В каком-то смысле процесс этот можно наблюдать в нескольких стихотворениях, которые как будто бы не вырастают из субъективного состояния души говорящего. В лирике Бродского найдем несколько примеров, когда мотив холода кажется неперсонализированным, служит описанию внешнего мира. Драматическую картину такого рода найдем в известном раннем стихотворении (поэту было тогда 18 лет) Еврейское кладбище около Ленинграда, где описание трагических событий времен войны кажется сначала объективированным отчетом, когда приведенные факты говорят сами за себя и как будто бы лишаются авторского комментария:
Просто сами ложились в холодную землю, как зерна. И навек засыпали. А потом <...>
голодные старики высокими голосами, задыхаясь от холода, кричали об успокоении. [Бродский 2001, I, 21]
В этом стихотворении находим еще один существенный мотив. Холоду, морозу сопутствует здесь мотив смерти.
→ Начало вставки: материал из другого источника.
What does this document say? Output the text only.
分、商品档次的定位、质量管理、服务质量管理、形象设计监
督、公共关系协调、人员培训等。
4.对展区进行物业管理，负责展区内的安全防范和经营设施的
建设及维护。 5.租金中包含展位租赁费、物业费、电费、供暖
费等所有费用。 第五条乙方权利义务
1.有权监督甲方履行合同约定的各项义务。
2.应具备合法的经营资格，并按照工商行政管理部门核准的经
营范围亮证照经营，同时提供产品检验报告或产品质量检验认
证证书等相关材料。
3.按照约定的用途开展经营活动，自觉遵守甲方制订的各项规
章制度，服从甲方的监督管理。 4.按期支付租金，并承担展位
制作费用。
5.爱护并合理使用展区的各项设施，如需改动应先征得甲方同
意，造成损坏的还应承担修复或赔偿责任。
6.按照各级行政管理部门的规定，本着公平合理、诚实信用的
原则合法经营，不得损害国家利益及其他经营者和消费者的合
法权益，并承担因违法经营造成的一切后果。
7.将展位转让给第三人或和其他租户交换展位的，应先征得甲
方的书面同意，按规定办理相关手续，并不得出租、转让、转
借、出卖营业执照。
Описанные в стихотворении жертвы находят покой, о котором просят в молитвах старики, в холодной земле. Это утешение равняется небытию. «.они обретали его. / В виде распада материи» [Бродский 2001, I, 21]. Ассоциирующийся со смертью холод - это следующее проявление состояния души поэта. Смерть встречает человека «в слишком холодной воде залива» [Бродский 2001, II, 78]; герой одного из стихотворений «.к смерти не готов. / Оттого угрюм. / От сарматских холодов / в беспорядке ум» [Бродский 2001, I, 396]. Смерть у Бродского вообще относительно конвенциональна и прямо (но не всегда) связана с холодом - «смерть холодна» [Бродский 2001, I, 302]. Иногда поэт отождествляет ее с распадом чувства, создавая образ смерти любви. В поэме Шествие читаем:
Любовники идут из-за угла, белеют обнаженные тела, в холодной тьме навеки обнялись, и губы побледневшие слились. <.> в холодной мгле белеют их тела, прошла ли жизнь или любовь прошла <...>. [Бродский 2001, I, 98]
Для молодого Бродского конец любви, как видно, равняется смерти. Однако мороз связан не только с распадом чувства. Он сопутствует любым образам, предчувствиям, представлениям о смерти. Похороны Бобо, уже заглавием отсылающее к смерти, получают зимний entourage [Бродский 2001, II, 308]. Стихи о зимней кампании 1980 года, напоминающие о смерти сотен, если не тысяч молодых людей, посланных по причуде власти на войну, буквально замерзают от обилия словосочетаний, коннотирующих с холодом. Скорость пуль зависит здесь от «низкой температуры», крестьяне гонят скот на юг, «распространяя холод», в долине Чучмекистана все длится «морозный полдень» и «снег лежит на вершинах» [Бродский 2001, III, 9]. Настроение лирического героя-поэта, использующего в депрессивных состояниях силу разума и логики, благодаря которым он пытается умиротворить душу, определено температурой, холодом:
Издержки духа - выкрики ума и логика, - вы равно хороши, когда опять белесая зима бредет в полях безмолвнее души.
<...>
Какие предстоят нам холода. Но, обогреты давностями, мы не помним, как нисходят города на тягостные выдохи зимы. [Бродский 2001, I, 38]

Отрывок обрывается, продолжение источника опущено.